As to which Equipment lists, the ones of arms, armour, other items (e.g., someone wants some paper, someone else wants some superior first aid gear etc.).

As to which Equipment lists, the ones of arms, armour, other items (e.g., someone wants some paper, someone else wants some superior first aid gear etc.).

I think he's referring to the fact that the list in the rulebook is so badly thought out that most GM's use some kind of home-made version. :P

Edited by Croaker13

Valvorik, we definitely see skill tests differently in that case. Narrative doesn't emerge from skill tests in my game, it's created by players during the lead-up to the skill test. That's how it's functioned in pretty much every RPG I've played. Sure dieroll outcomes will influence the subsequent narrative as well, but that's out of the players' hands, and therefore not worth fussing over details too much (the players haven't come to watch me read chicken bones, after all).

Thanks, BTW Herr A., I do bow to your wisdom often here and on Strike to Stun.

My table too its lots of roleplay/dialogue, narrative (is there a nice quality brandy available to send over to the table) that leads up to roll. The roll is a skill (or skill via Perform a Stunt or via Action card like Flirt), and modifieres and even difficulty can change based on the roleplay/narrative (that was a really good point there, now it's Easy not Hard roll), though on that players do like to see how I interpret "stunning success with comet and a chaos star" (often calling out sugggestions and sometimes one of those is indeed what it is).

I can certainly appreciate if your players derive enjoyment from your diepool interpretations. The world would be a boring place if we all played the same way. Hopefully my personal critiques may shed some light on why few people play 3e, and why a "slight revision" for 4e wouldn't be enough. WFRP needs to be junked and rebuilt unless FFG is happy with the current customer volume.
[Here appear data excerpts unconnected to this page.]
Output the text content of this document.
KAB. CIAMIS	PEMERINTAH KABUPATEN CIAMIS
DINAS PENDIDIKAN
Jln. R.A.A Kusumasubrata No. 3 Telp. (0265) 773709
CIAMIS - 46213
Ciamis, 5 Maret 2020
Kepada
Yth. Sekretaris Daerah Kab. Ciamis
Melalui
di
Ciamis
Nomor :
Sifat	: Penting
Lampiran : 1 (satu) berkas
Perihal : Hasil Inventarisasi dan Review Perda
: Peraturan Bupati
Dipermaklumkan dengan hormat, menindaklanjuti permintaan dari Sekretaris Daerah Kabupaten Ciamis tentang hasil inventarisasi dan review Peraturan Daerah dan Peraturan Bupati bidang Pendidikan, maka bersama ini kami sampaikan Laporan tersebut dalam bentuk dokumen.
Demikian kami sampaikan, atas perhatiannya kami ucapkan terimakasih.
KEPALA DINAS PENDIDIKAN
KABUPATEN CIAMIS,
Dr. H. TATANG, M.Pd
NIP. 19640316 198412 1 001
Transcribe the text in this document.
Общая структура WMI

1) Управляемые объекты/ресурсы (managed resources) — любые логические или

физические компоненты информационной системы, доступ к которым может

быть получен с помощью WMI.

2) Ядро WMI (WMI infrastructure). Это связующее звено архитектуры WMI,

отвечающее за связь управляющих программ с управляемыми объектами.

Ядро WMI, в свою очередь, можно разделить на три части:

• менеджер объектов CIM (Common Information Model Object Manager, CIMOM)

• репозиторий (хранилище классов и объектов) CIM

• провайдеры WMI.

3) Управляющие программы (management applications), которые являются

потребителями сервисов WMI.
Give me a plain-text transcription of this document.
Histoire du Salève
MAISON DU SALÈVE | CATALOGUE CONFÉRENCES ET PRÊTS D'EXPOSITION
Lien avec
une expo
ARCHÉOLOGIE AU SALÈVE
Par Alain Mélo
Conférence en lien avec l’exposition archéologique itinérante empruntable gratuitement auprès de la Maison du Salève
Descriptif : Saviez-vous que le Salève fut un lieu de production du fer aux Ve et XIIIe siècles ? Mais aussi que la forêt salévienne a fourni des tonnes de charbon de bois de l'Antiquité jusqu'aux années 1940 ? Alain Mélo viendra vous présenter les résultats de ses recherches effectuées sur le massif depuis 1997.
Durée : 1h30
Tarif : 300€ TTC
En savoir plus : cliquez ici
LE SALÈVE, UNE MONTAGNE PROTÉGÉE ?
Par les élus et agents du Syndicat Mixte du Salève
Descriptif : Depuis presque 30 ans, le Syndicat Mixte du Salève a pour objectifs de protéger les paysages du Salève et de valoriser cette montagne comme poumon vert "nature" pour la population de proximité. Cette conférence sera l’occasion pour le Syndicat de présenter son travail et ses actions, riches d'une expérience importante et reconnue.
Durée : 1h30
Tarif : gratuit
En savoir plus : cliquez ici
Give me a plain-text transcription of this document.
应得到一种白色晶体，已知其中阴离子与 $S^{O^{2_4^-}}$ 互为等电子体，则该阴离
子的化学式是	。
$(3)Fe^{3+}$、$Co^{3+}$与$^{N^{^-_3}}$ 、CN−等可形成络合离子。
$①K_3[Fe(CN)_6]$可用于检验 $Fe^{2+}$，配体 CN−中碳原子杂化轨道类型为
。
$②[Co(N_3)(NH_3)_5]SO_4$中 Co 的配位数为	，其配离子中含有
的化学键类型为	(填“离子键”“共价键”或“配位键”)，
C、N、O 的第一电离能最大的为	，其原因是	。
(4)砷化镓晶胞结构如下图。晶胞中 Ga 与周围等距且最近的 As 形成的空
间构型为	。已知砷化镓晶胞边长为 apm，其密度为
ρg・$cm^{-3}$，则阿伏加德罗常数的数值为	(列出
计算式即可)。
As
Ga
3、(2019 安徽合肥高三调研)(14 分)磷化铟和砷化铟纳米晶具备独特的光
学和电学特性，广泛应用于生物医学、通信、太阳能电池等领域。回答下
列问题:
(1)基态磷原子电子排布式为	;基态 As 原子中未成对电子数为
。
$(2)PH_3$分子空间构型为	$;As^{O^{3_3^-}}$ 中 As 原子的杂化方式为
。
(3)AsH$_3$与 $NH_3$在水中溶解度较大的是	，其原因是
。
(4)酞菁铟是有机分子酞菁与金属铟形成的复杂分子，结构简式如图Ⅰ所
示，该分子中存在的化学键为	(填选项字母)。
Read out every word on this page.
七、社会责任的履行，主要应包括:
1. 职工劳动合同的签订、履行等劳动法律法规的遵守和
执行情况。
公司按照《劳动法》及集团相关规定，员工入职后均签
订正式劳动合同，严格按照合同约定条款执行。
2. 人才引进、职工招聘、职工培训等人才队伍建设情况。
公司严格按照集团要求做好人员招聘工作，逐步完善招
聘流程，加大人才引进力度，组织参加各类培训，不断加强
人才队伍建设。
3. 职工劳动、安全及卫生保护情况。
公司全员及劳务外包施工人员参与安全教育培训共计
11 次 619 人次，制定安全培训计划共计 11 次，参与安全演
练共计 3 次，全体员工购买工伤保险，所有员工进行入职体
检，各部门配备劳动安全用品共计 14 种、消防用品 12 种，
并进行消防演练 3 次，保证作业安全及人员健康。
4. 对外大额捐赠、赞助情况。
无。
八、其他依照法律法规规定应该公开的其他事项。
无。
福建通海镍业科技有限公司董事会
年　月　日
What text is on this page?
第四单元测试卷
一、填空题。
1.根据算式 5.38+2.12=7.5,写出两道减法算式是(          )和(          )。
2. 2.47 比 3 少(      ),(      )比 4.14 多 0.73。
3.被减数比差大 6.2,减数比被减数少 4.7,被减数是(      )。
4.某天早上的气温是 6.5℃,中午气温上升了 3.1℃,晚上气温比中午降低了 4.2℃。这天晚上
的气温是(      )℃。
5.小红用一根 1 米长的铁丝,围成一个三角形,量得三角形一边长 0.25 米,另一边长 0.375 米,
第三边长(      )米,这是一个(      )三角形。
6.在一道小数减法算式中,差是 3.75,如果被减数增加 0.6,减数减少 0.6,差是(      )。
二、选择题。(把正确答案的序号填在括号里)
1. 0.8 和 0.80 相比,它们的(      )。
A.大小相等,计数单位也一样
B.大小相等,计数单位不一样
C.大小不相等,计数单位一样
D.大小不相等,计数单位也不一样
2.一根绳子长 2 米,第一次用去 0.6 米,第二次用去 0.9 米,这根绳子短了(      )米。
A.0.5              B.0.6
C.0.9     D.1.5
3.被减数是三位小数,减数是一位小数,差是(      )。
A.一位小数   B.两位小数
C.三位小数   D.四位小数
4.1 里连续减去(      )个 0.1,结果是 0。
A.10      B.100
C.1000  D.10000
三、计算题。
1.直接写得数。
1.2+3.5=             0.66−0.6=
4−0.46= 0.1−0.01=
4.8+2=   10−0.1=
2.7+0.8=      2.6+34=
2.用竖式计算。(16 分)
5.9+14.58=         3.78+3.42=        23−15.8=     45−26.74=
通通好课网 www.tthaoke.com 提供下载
If you've played Dungeon World (which is *not* a storygame BTW), then you've seen the maximum extent to which degrees of success/failure can be used as story-drivers (e.g. players can sometimes choose options from multi-choice lists).

We'll have to agree to disagree on that one, good sir. The only thing missing from Dungeon World is the campfire to sit around and some smores to munch on while the players tell their tale. :)

Dungeon World scrapes the bottom of the barrel for me, but I often recommend it as an inspirational piece for DM's looking for ideas. There are good ideas in there, but for me the game is about as entertaining as pushing a paraplegic down a flight of stairs.

I'm not a huge DW fan myself (I much prefer some of the DW clones). I was only using it to suggest how the maximum narrative potential of skill tests can be achieved with a 2d6 roll. Now, obviously people have different definitions of "narrative". I don't consider the GM functioning as an oracle for random dierolls to be narrative, but for some people it obviously is (primarily GMs, I'd wager).